Un’occasione per crescere e divertirsi, questo il messaggio lanciato dal tecnico in vista del prestigioso test contro i bianconeri. “Quando si gioca contro la Juventus le difficoltà sono indubbie”, ha ammesso, “però noi dobbiamo andare in campo per fare una bella gara, divertirci e mettere condizione fisica nelle gambe”.

L’allenatore ha sottolineato l’importanza di questi appuntamenti internazionali per la crescita del gruppo e per la valutazione di tutti gli elementi a sua disposizione. Ha confermato che continuerà con la politica di rotazione vista nelle uscite precedenti, con l’obiettivo di distribuire il minutaggio in modo equo. “In tutte queste partite ho sempre visto un miglioramento”, ha spiegato, “cercherò di dare spazio a chi ha giocato meno nell’altra partita. Scenderanno in campo altri undici giocatori”.

La speranza, ha aggiunto, è quella di fare bella figura e di regalare spettacolo al pubblico presente. Per i giocatori, affrontare un avversario di tale caratura rappresenta una vetrina e uno stimolo eccezionale. “Giocare contro la Juventus è il massimo per un calciatore”, ha concluso su questo punto, evidenziando il valore formativo dell’esperienza.

Passando a un’analisi più ampia sul campionato italiano, Inzaghi ha espresso la sua convinzione riguardo al potenziale della Juventus nella corsa al titolo. Secondo la sua visione, la squadra allenata da Luciano Spalletti ha tutte le carte in regola per essere una delle protagoniste assolute della stagione. “Penso che la Juventus sarà tra le protagoniste”, ha dichiarato con sicurezza.

Ha elogiato la profondità della rosa bianconera e la guida di un allenatore di grande esperienza, indicando anche l’arrivo del dirigente Carnevali come un fattore importante per il club. Nella sua previsione, la lotta per lo Scudetto vedrà un duello serrato: “Lotterà con l’Inter fino alla fine”. Non ha però escluso altre contendenti, citando il Napoli e, a sorpresa, il Como come possibili outsider di lusso.

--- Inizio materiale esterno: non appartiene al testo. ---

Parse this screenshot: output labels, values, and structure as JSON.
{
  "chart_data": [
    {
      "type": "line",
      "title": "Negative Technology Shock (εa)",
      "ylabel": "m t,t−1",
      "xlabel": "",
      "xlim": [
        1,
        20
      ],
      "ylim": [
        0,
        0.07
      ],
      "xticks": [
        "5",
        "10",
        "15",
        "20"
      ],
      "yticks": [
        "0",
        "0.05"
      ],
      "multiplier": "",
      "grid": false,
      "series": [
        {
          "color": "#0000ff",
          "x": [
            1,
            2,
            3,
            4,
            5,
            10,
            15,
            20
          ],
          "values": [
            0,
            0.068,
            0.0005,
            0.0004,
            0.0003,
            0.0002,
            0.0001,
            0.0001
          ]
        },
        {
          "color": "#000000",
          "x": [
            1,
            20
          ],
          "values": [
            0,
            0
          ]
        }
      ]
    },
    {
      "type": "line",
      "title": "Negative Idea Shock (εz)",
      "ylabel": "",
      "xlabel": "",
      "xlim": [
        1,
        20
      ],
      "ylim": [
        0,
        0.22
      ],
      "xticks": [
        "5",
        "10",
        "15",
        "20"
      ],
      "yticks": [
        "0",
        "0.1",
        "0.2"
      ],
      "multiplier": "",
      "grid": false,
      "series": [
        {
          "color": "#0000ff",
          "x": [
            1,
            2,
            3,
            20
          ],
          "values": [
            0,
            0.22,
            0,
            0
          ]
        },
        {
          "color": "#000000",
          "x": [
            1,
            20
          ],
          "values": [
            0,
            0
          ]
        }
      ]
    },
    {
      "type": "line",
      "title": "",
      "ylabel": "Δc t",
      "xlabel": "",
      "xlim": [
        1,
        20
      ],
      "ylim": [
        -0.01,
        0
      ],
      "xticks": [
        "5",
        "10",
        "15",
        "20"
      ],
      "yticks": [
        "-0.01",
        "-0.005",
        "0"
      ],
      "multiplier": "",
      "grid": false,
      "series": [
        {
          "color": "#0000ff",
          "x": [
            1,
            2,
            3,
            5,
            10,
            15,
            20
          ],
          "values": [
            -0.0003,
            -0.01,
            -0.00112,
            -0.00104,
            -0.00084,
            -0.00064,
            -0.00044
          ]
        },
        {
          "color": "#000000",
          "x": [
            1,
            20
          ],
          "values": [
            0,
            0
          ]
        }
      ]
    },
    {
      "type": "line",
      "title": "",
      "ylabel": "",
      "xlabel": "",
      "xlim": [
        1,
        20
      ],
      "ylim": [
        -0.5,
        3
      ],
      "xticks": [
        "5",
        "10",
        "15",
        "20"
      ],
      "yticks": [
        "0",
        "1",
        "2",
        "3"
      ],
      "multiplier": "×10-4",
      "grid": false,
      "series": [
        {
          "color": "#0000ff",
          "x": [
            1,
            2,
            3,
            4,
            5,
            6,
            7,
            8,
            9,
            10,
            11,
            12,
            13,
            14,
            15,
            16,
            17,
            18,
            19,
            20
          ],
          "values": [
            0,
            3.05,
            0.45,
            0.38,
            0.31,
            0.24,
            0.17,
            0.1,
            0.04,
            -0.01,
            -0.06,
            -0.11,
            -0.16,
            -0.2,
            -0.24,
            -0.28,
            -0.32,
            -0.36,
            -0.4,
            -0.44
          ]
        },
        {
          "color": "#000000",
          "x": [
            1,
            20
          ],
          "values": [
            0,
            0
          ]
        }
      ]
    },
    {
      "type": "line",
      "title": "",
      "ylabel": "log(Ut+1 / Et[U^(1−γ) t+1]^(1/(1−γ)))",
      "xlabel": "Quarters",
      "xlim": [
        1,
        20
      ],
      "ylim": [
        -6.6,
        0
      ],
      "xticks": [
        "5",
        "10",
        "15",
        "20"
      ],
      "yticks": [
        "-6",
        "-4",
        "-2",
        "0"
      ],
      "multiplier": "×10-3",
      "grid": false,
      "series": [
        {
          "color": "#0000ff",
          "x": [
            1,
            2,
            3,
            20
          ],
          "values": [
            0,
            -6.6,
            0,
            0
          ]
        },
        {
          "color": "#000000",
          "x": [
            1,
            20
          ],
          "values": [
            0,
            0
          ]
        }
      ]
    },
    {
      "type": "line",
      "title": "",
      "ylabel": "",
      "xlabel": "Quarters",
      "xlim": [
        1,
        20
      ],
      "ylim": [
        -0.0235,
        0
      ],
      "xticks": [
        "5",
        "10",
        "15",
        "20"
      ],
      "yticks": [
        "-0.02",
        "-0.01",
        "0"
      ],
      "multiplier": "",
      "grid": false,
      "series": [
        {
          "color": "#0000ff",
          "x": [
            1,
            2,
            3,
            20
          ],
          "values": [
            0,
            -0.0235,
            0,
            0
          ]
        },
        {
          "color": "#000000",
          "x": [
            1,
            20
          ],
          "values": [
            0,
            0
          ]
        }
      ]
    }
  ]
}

Un capitolo importante della conferenza è stato dedicato alla gestione di Gabriel Strefezza, l’esterno offensivo il cui impiego è atteso con grande interesse dalla tifoseria. Su questo fronte, il tecnico ha usato parole di estrema prudenza, raffreddando gli entusiasmi per un suo imminente debutto. “Strefezza non è pronto e non dobbiamo avere fretta”, ha messo in chiaro.

Il giocatore si è allenato sempre a parte e non ha ancora svolto sessioni complete con il pallone insieme ai compagni. La sua condizione fisica non è paragonabile a quella del resto del gruppo, e lo staff tecnico intende procedere con la massima cautela. “Bisogna fare attenzione, è un giocatore forte ma non vogliamo che si faccia male”. Il rischio di un infortunio è un deterrente che guida ogni decisione. L’allenatore ha anche rivelato la sua incertezza sulla possibilità di concedergli anche solo un piccolo spezzone di gara: “Non so se riuscirò a fargli fare dieci minuti. Io vorrei, ma qualcuno mi consiglia di no. Dobbiamo cercare di farlo arrivare al più presto al meglio senza correre rischi”.